I’m curious what other people’s experiences have been with hospitalization.  Have they been positive or negative?  Do you have the same aversion to hospitalization that I have?  Also, how are you?  I think about you all and count you as blessings when I say thank you every day.  Have a great weekend.

I Guess This Is My Life Now

Having Bipolar Disorder and working full-time is a fucking challenge.  How else can I say it?  It is taking all of my resources to keep going.  I feel like I’m running a marathon every week.  Most people see working a full-time job as no big deal, but for me, with Bipolar Disorder, it takes herculean efforts to live this kind of life.

I have to get up at the ass-crack of dawn, because I have to have “me” time in the morning.  It’s just a personal requirement.  I am a monster without my morning “me” time.  Don’t ask me to go without it.  Then it takes me a good half hour to eat breakfast, which I hate, but it’s a requirement, to get through the morning.  Then I have to take a shower and get dressed in something nice, because I have to look nice.  It’s just another self-requirement.

Finally I grab my lunch that I made the night before (no eating out for me, it’s too expensive and it’s not as healthy) and I’m out the door for a 45 minute commute.  I turn off the radio and use the time to say my gratitude prayers.  I find that gratitude is a very important part of my daily regimen.  It puts me in a good headspace and I get to work with a good attitude.

Work is going much better now that I have things to do, I work totally independently on the projects that I have, I just sit at my desk and work work work.  I am totally fine with that.  I also sit and quietly tell people to “shut the fuck up” (very quietly) and when the rage at the noise really builds up, I take 1/2 a Xanax.  I also chew tons of Nicorette.  I don’t smoke at work because I don’t want to alienate people with the stink of smoke.

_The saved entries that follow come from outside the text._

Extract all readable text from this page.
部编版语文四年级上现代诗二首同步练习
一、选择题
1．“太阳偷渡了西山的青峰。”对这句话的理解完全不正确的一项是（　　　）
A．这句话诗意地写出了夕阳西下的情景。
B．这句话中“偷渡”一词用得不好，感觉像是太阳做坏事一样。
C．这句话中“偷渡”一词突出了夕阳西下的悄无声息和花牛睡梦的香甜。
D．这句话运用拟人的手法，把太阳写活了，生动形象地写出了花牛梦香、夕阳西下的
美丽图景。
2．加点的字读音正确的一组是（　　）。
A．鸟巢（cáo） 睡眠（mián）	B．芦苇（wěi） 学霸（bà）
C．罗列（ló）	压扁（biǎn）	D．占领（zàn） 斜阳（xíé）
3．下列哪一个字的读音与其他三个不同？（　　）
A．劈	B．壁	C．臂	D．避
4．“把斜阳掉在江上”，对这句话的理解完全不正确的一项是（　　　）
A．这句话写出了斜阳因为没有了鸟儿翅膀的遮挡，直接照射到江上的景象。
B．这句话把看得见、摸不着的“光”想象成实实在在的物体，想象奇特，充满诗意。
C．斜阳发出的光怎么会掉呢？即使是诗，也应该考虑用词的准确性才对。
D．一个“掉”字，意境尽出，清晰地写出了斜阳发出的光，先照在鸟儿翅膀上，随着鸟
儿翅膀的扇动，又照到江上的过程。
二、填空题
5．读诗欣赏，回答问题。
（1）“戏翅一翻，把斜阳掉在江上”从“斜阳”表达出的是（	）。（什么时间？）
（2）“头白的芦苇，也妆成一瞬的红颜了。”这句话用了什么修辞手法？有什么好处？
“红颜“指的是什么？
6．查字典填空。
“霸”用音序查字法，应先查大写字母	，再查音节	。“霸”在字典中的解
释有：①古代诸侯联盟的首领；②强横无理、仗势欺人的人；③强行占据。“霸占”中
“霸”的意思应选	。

Sometimes I am so absorbed in my work that I forget to go home on time, but oftentimes I am itchy to leave and I’m watching the clock.  I run out of the office and into the comfy confines of my car, where I can smoke and smoke and smoke!  I drive like a semi bat out of hell all the way home, by which time I am usually pretty tired.  I usually wash my face, put on my pj’s, take my nighttime meds, make the next day’s lunch, and go to bed.

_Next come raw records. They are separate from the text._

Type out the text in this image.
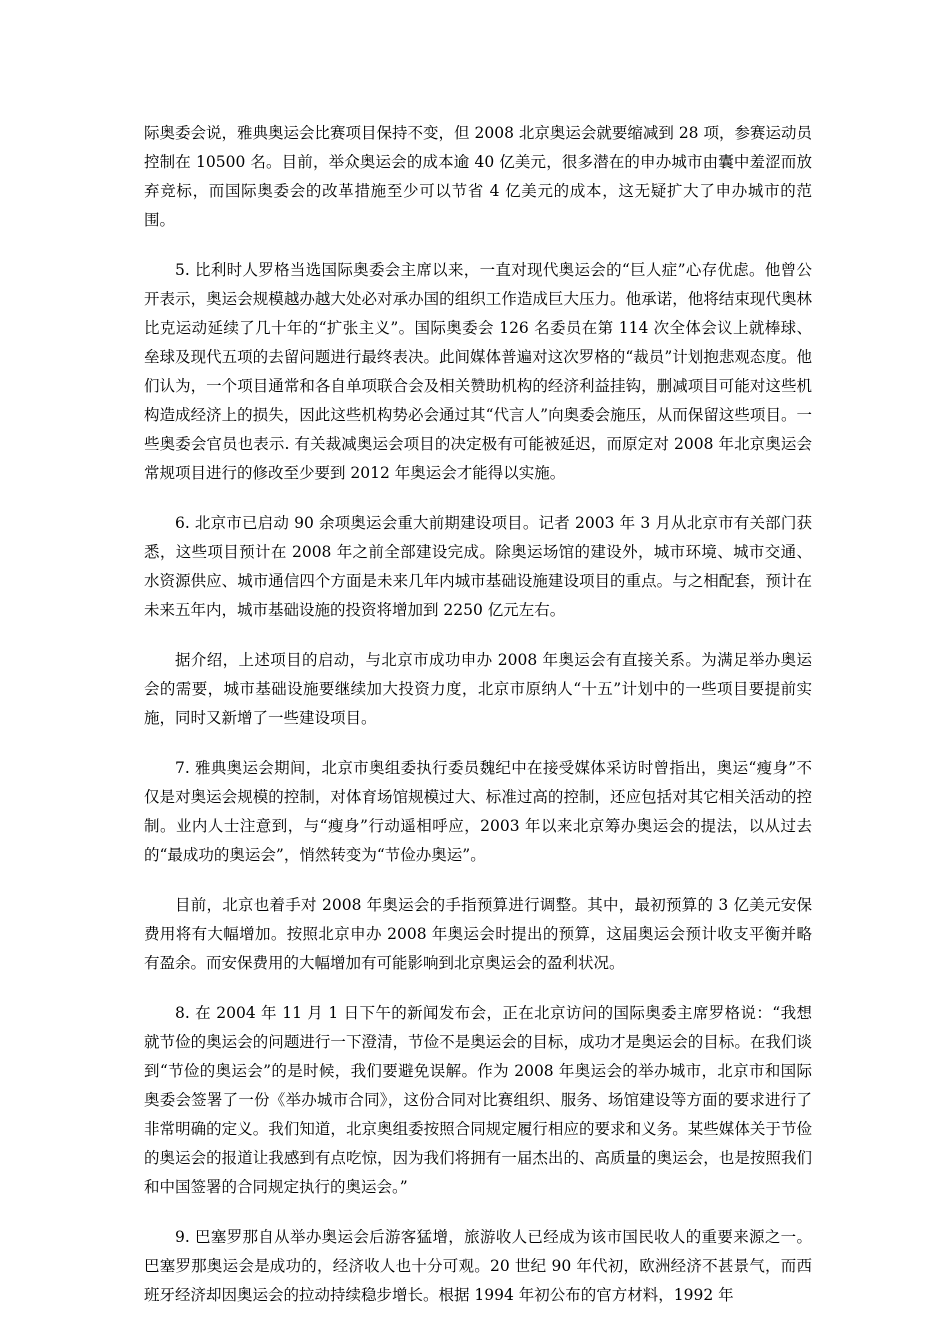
际奥委会说，雅典奥运会比赛项目保持不变，但 2008 北京奥运会就要缩减到 28 项，参赛运动员控制在 10500 名。目前，举众奥运会的成本逾 40 亿美元，很多潜在的申办城市由囊中羞涩而放弃竞标，而国际奥委会的改革措施至少可以节省 4 亿美元的成本，这无疑扩大了申办城市的范围。

5. 比利时人罗格当选国际奥委会主席以来，一直对现代奥运会的“巨人症”心存优虑。他曾公开表示，奥运会规模越办越大处必对承办国的组织工作造成巨大压力。他承诺，他将结束现代奥林比克运动延续了几十年的“扩张主义”。国际奥委会 126 名委员在第 114 次全体会议上就棒球、垒球及现代五项的去留问题进行最终表决。此间媒体普遍对这次罗格的“裁员”计划抱悲观态度。他们认为，一个项目通常和各自单项联合会及相关赞助机构的经济利益挂钩，删减项目可能对这些机构造成经济上的损失，因此这些机构势必会通过其“代言人”向奥委会施压，从而保留这些项目。一些奥委会官员也表示. 有关裁减奥运会项目的决定极有可能被延迟，而原定对 2008 年北京奥运会常规项目进行的修改至少要到 2012 年奥运会才能得以实施。

6. 北京市已启动 90 余项奥运会重大前期建设项目。记者 2003 年 3 月从北京市有关部门获悉，这些项目预计在 2008 年之前全部建设完成。除奥运场馆的建设外，城市环境、城市交通、水资源供应、城市通信四个方面是未来几年内城市基础设施建设项目的重点。与之相配套，预计在未来五年内，城市基础设施的投资将增加到 2250 亿元左右。

据介绍，上述项目的启动，与北京市成功申办 2008 年奥运会有直接关系。为满足举办奥运会的需要，城市基础设施要继续加大投资力度，北京市原纳人“十五”计划中的一些项目要提前实施，同时又新增了一些建设项目。

7. 雅典奥运会期间，北京市奥组委执行委员魏纪中在接受媒体采访时曾指出，奥运“瘦身”不仅是对奥运会规模的控制，对体育场馆规模过大、标准过高的控制，还应包括对其它相关活动的控制。业内人士注意到，与“瘦身”行动遥相呼应，2003 年以来北京筹办奥运会的提法，以从过去的“最成功的奥运会”，悄然转变为“节俭办奥运”。

目前，北京也着手对 2008 年奥运会的手指预算进行调整。其中，最初预算的 3 亿美元安保费用将有大幅增加。按照北京申办 2008 年奥运会时提出的预算，这届奥运会预计收支平衡并略有盈余。而安保费用的大幅增加有可能影响到北京奥运会的盈利状况。

8. 在 2004 年 11 月 1 日下午的新闻发布会，正在北京访问的国际奥委主席罗格说：“我想就节俭的奥运会的问题进行一下澄清，节俭不是奥运会的目标，成功才是奥运会的目标。在我们谈到“节俭的奥运会”的是时候，我们要避免误解。作为 2008 年奥运会的举办城市，北京市和国际奥委会签署了一份《举办城市合同》，这份合同对比赛组织、服务、场馆建设等方面的要求进行了非常明确的定义。我们知道，北京奥组委按照合同规定履行相应的要求和义务。某些媒体关于节俭的奥运会的报道让我感到有点吃惊，因为我们将拥有一届杰出的、高质量的奥运会，也是按照我们和中国签署的合同规定执行的奥运会。”

9. 巴塞罗那自从举办奥运会后游客猛增，旅游收人已经成为该市国民收人的重要来源之一。巴塞罗那奥运会是成功的，经济收人也十分可观。20 世纪 90 年代初，欧洲经济不甚景气，而西班牙经济却因奥运会的拉动持续稳步增长。根据 1994 年初公布的官方材料，1992 年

On the weekends, I go to the grocery store, sleep in gratefully, cook something for the coming week, do my laundry, and usually go to my parent’s to watch the Denver Broncos.  It’s not much of a life!  Mostly I work at keeping the Work Engine going.  Will it get easier?  I hope so.  Right now it feels like everything is centered around work.  I have gotten two paychecks, and it’s nice not to be broke anymore.  But I do have to admit that there’s been days that I’ve just wanted to quit.  I miss my slow life.  Sadly, the slow life doesn’t pay the rent.

Now that I’ve gotten you all psyched up to work full-time, tell me, how do YOU get through the week?  Hope you are all well . . . Let me know!